Die rund zwei Meter hohe Plastik des stets missgelaunten Kastenbrotes, die am Erfurter Rathaus aufgestellt ist, wurden an den Augen beschädigt und mit schwarzer Farbe beschmiert, wie Polizeisprecher Michael Rothe am Sonntag dem DAPD sagte.

Hinweise auf den oder die Täter gab es nach diesen Angaben zunächst nicht, die Ermittlungen wegen Sachbeschädigung dauerten an. Am Sonntag, gegen 10.50 Uhr wurden die Schäden gemeldet und eine Anzeige aufgenommen. Die Polizei schloss einen politischen Hintergrund aus. Anfang vergangenen Jahres war die Plastik entführt und erst nach zwei Wochen auf einem Kasernengelände in Nohra bei Weimar wieder entdeckt worden.

Unter großem Medienandrang war die Figur dann Anfang Februar wieder in Erfurt aufgestellt worden.

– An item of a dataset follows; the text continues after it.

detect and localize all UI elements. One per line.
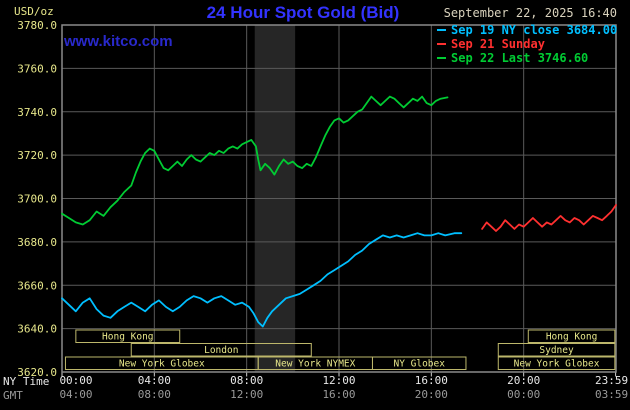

Seitdem sah “Bernd das Brot“ griesgrämig wie zuvor wieder von der Schattenseite des Rathauses auf die Passanten, als wollte er zwischen zusammengekniffenen Lippen sein Lieblingswort herauspressen: “Mist!“.

Der kurzarmige Bernd - seine Hände befinden sich direkt an seinem Körper - gehört laut KiKa der Gattung des “Homo Brotus Depressivus“ (“depressiver Brot-Mensch“) an. Im Jahr 2004 wurde “Bernd das Brot“ mit dem Adolf-Grimme-Preis ausgezeichnet, weil er nach Ansicht der Jury “das Recht auf schlechte Laune“ vertritt. Er widersetze sich “stellvertretend für uns dem Gute-Laune-Terror, der unaufhörlich aus dem Fernseher dröhnt und quillt“, hieß es.